Two of those signings I’m way too keen on and the other I think I have met with the more appropriate response of a dismissive shrug. William Lagesson seems like the next big thing for fans of Martin Marincin. He’s had good underlying numbers in sheltered minutes, he can chip in some offense and has been known to land a hit or two as well. In the darkest days of the Oilers blueline he could have made a case for being a top four defenseman on a bad blueline. When he’s been put into the right role he is an ideal candidate to be the 8th defenseman on the depth chart, assuming he can clear waivers.
Max Lajoie is another interesting defensive option and this year seems to be about determining if he’s a AAAA player or if he can be an effective NHL player. The last three years have been a mixed bag for Lajoie as he benefited from developing in the Hurricanes defence first system, but given who is ahead of him on the Canes’ defensive depth chart, he’s been locked into being a very good AHL defenceman.
Lajoie isn’t a lock to breakthrough by any means, but he certainly falls into the Victor Mete class of AHLer worth a look.
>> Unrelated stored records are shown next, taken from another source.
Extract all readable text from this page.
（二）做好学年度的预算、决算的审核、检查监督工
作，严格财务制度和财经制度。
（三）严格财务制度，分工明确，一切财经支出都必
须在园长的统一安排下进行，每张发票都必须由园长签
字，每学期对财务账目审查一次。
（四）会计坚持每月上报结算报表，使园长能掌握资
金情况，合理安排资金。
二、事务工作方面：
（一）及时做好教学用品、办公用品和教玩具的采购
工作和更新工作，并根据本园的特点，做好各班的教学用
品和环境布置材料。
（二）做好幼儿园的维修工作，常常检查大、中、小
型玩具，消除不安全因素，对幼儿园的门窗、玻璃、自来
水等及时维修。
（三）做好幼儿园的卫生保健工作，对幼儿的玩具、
As the captain of the Chicago Wolves, Lajoie also potentially brings some more leadership to the Marlies and could be an experienced pro partner for an up and comer like Topi Niemela.
The last guy that needs to be mentioned is Dylan Gambrell and at first glance he seems like the player of this trio most likely to be on the Leafs roster to start the year either in a 4C or 13F role.
Gambrell seems like he is exclusively a fourth line player or someone who might be trotted out for defensive zone faceoffs. It is also possible that the Leafs scouts saw something in Gambrell’s penalty killing that looks like it could mesh with what the Leafs need. In which case it wouldn’t be a surprise to see him in Toronto’s lineup on opening night.
Gambrell seems a lot like the Michael Amadio signing a few years back, where he’s a bubble player the Leafs would desperately like to sneak down to the Marlies to help with depth, but might struggle to do so and because the fact that he requires waivers, he has the potential to be the frustrating last addition to the Leafs lineup over the chasing upside options in McMann, Holmberg, and Robertson.